High-performance with respect to energy efficient building design, water-sensitive indoors and outdoors and quality in construction is another key ingredient for the success of this Project. All buildings in the Project will be designed to incorporate national or local sustainable design standards and certification procedures (for example, LEED, and Built-it Green). Energy efficient buildings will also help to market to innovative, cutting-edge business tenants who thrive on business productivity increases by reducing operating costs. Inclusion of sustainable building design techniques such as passive solar design, natural daylighting, and ventilation will also promote healthy workplaces and employee satisfaction. The Project will also explore new technologies for integrating solar, wind and other alternative energy sources to maximize on-site energy generation.
Landscape design will integrate low-impact development design strategies (for example, bioswales, bioretention areas) to reduce stormwater runoff and promote climate-appropriate planting that are drought-tolerant and low maintenance. Water conservation strategies will be integrated into interior plumbing design and fixtures and also outdoor irrigation needs.

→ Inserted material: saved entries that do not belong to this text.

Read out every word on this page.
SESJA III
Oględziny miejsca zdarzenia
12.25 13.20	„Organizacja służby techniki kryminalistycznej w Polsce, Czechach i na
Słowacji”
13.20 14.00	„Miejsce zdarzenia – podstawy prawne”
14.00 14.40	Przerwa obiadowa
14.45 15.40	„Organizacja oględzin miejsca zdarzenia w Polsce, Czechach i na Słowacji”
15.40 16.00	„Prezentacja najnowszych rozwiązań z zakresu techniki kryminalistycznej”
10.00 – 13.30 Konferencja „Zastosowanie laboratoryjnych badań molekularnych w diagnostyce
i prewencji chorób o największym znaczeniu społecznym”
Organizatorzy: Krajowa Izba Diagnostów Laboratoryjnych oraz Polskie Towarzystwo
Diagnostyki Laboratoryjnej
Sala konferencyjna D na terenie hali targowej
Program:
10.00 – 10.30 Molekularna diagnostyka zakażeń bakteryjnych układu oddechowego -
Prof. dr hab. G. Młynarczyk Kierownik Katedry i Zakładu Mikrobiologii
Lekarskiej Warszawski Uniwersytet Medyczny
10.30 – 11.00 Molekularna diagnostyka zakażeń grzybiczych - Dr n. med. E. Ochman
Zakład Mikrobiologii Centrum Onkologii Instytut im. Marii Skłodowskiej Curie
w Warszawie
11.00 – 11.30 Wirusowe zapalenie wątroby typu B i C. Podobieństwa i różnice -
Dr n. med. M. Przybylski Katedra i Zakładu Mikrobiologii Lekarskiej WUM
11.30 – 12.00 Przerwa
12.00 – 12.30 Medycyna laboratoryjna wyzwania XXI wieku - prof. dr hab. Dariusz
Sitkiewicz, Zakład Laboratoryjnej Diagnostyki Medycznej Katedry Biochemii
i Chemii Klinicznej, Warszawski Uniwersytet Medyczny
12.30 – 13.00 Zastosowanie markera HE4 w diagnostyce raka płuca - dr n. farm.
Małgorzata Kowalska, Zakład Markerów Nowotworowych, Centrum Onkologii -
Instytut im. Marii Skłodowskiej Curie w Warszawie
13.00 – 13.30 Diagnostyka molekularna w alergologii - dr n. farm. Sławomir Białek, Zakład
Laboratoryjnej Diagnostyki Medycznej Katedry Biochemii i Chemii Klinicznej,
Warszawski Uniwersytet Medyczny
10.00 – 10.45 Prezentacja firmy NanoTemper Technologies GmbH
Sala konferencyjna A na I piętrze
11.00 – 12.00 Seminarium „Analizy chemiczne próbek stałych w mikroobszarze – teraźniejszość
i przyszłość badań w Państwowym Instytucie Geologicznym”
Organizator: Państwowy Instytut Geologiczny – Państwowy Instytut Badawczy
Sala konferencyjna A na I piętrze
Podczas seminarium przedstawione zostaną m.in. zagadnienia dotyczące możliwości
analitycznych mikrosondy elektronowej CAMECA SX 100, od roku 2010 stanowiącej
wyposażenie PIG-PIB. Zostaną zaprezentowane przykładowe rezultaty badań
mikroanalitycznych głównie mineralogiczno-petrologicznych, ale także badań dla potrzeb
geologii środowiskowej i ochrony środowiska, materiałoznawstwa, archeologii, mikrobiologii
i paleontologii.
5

Creating a successful, world-class Innovation Center in the City of Davis will help to create value for the existing community, by adding high-wage jobs, opening collaboration opportunities with the University, retaining intellectual capital, and enhancing public and alternative transportation systems. A business park as being envisioned here will create new high-paying jobs that will attract and retain high-value employees—giving more highly qualified Davis residents opportunities to live and work in the community. The Project team is confident that tenant demand supports investment and that this project will have a positive effect on the real estate market, affecting demand for residential, commercial, and office/R&D property and increasing property values. The Project will offer incubation spaces for small start-up business and growing mid-to-large size companies, reducing loss through out-migration. Due to the Project site’s close proximity to UC Davis campus, the Project will also offer opportunities for technology transfer capture through student internship opportunities and collaboration with researchers at the University. Finally, the Project will open up opportunities to integrate sustainable transportation concepts within the site and connect with the larger community context. This could be in terms of creating a neighborhood transit system for employees and residents, or by enhancing the Project site’s connections with existing Davis bike paths and public transit.
The Project team believes that a successful Innovation Center should serve both the requirements of tenants and the community. The Davis community, while understanding the need for revenue enhancement, must also feel pride of ownership in the Project and view an Innovation Center as a community asset. The Project team will engage in a thoughtful and open listening process to ensure that a world-class campus reflects the unique culture of those who already live and work in Davis.